The various commercial businesses of the British Railways Board need clear financial objectives and financial targets must be established for them. Work is proceeding to this end. I can now make a statement about the railway freight and Inter-City businesses.These businesses have to operate commercially in competition with other transport modes. The objective for each is that as soon as possible they should be able to support the renewal of their assets by earning a current cost operating profit sufficient to achieve the required rate of return on investment, after covering all their proper costs including a proper share of the railway indirect costs. I am discussing with the board how quickly these objectives can be reached.I have, meanwhile, endorsed the decision of the British Railways Board as a first step to set interim financial targets for the management of these businesses, so that progress can be shown towards the objectives I have described and so that continuing investment in them can be decided in the light of improving business performance. The board and I agree that these interim targets should be challenging ones, but that the businesses should aim to achieve them sooner if market circumstances allow.To achieve them will demand significant changes and developments in the businesses. The freight business in particular will have to secure major improvements in productivity. The businesses will continue to be free to set their prices in the markets where they compete. These markets are themselves significantly exposed to movements in the national economy, from which the rail business could not be insulated.The interim targets now settled are as follows:

The form of the target for the Inter-City passenger business relates to its contribution to the total indirect costs of the railway, after charging all direct costs of train services and terminals, provision for full current cost depreciation and amortisation of the assets, interest, and the net cost of train catering on Inter-City services. In 1978 the contribution made by Inter-City on this basis was £94 million—equivalent to £105 million in 1979 prices. The target now settled is that the 1982 contribution is to increase to £133 million—in 1979 prices.

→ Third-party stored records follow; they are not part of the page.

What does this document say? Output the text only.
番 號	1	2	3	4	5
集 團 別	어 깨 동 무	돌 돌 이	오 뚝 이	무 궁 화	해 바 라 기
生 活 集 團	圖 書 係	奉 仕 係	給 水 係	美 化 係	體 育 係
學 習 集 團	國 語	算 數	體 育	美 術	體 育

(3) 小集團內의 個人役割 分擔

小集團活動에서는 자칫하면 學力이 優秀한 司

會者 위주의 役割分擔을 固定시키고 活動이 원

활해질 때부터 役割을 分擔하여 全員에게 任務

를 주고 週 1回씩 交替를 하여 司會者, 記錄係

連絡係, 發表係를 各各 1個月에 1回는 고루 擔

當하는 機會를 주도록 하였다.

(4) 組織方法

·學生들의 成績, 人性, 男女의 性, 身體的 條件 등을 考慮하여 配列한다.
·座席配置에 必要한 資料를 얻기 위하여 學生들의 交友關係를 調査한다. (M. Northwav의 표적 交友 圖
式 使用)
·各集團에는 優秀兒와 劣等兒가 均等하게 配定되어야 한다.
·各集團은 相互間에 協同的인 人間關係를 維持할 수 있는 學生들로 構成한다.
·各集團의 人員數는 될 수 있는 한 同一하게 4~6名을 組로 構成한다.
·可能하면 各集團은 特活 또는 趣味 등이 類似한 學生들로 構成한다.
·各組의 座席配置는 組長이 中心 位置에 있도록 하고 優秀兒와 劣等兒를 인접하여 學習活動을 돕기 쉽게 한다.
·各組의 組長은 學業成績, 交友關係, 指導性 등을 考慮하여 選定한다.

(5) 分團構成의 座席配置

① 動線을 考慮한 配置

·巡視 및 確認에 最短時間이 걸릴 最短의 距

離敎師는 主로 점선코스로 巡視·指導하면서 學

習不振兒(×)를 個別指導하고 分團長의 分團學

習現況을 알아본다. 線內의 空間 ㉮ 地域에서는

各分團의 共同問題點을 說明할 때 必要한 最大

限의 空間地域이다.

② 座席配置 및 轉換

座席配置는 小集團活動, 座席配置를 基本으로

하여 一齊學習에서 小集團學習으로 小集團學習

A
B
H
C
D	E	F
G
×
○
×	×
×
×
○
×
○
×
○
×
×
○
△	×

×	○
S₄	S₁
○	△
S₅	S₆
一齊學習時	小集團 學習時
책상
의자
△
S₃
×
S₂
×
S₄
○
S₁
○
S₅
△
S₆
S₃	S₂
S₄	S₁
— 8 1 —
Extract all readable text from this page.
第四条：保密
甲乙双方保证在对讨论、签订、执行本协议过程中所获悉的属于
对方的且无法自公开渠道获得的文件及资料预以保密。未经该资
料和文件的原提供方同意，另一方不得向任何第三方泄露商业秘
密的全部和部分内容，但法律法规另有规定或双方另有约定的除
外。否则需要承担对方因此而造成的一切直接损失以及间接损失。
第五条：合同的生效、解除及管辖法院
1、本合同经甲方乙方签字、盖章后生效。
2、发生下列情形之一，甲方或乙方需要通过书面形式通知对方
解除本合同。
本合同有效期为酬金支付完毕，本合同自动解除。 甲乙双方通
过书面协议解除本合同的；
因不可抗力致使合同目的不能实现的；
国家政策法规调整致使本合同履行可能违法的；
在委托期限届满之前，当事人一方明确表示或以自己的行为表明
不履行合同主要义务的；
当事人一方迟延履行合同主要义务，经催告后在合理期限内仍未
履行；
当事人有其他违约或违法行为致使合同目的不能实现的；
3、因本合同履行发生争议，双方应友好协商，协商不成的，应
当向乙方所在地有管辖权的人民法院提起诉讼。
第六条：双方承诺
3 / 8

The freight business in 1978, after meeting its direct expenses of operating trains and terminals and its agreed contribution to indirect expenses of tracks, signalling and administration was able to cover 30 per cent. of its total depreciation and amortisation charges on a current cost basis. This is before interest. The target that is now settled is that the business should in 1982 aim to cover two-thirds of its current cost depreciation and amortisation, on the same basis, with further progress thereafter.
The board will each year in its annual report set out the achievement in the forms described above—with appropriate revaluation for the Inter-City figures—and comment on progress towards the targets.